Uzależniająca, przezabawna, sugestywna i zmysłowa Hiszpanka wraca, by zawładnąć twoją głową, rozśmieszyć cię, pozwolić opłakać swoje bolączki oraz pomóc uwierzyć w miłość!
Valeria jest w emocjonalnym kołowrotku. Właśnie opublikowała swoją powieść i boi się krytyki. Rozwodzi się z Adrianem i nie jest to łatwe. Jednocześnie nie wie, czy chce wejść w związek z Victorem.
I podczas gdy Valeria boi się, płacze, cieszy się, marzy i krzyczy, pędząc na życiowym rollercoasterze, jej przyjaciółki również nie mogą narzekać na nudę. Lola nie wie, co zrobić z Sergiem i czuje się samotna. Carmen walczy o zrozumienie Borjy, jej chłopaka i starego kolegi z pracy. Z kolei Nerea budzi się każdego ranka z mdłościami…
zaczytana_optymistka –
Dziś mam dla Was recenzję książki Elisabet Benavent pt. „Valeria w lustrze”. (dziękuję @wydawnictwo.kobiece za egzemplaarz do recenzji).
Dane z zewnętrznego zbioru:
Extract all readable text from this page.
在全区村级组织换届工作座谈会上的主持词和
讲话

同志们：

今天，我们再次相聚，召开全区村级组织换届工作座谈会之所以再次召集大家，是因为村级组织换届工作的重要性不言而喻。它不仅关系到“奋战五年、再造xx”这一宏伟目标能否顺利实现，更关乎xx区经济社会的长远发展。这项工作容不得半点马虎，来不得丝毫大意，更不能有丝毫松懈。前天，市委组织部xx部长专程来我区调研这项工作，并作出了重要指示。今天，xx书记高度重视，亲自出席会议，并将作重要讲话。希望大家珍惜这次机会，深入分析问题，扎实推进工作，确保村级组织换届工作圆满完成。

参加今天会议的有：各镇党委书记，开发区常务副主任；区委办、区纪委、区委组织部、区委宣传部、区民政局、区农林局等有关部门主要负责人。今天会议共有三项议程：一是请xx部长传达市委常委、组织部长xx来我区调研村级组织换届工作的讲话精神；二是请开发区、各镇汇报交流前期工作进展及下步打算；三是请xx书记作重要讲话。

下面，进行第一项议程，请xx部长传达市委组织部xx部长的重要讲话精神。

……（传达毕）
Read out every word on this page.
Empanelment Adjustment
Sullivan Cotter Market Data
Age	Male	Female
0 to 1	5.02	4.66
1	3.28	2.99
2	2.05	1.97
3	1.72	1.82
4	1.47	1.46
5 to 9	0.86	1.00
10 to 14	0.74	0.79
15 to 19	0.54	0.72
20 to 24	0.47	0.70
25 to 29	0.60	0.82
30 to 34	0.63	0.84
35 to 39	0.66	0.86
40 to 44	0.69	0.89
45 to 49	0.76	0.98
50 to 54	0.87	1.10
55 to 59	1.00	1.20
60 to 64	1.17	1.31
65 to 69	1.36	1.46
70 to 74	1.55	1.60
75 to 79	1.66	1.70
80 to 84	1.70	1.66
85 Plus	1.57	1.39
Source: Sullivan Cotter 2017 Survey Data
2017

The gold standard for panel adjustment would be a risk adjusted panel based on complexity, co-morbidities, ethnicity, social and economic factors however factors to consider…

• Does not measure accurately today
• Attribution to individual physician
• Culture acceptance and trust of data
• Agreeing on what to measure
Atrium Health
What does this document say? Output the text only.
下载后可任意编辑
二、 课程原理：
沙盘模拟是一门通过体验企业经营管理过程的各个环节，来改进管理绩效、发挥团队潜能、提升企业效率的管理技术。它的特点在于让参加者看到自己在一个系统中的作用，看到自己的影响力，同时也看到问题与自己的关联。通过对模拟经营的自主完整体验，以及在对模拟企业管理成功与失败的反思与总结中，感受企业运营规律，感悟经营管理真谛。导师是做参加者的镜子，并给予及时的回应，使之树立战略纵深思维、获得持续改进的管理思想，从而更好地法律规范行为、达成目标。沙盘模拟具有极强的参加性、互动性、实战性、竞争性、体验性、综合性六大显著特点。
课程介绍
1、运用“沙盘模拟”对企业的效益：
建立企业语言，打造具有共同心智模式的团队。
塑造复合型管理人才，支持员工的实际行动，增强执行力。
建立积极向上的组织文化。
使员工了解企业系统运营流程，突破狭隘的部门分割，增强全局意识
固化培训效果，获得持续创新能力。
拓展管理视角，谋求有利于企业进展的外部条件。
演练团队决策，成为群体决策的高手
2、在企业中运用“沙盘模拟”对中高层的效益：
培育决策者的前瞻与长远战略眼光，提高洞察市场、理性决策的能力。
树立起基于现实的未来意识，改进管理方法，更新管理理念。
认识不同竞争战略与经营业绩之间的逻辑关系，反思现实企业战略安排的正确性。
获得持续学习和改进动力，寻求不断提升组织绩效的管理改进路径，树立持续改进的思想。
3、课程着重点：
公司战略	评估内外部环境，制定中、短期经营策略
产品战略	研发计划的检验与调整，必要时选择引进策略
Jest to drugi tom tej powieści, ale myślę, że można go spokojnie czytać bez znajomości wcześniejszej pozycji.
„…obyś nigdy nie żałował, że pojawiłam się w Twoim życiu, i obyś któregoś ranka po przebudzeniu był trochę mniej piękny, dzięki czemu wreszcie będę mogła oddychać, patrząc na Ciebie…”
Valeria ma ciężki okres. Jest w trakcie rozwodu ze swoim mężem Adrianem i w trakcie romansu ze swoim kochankiem Victorem.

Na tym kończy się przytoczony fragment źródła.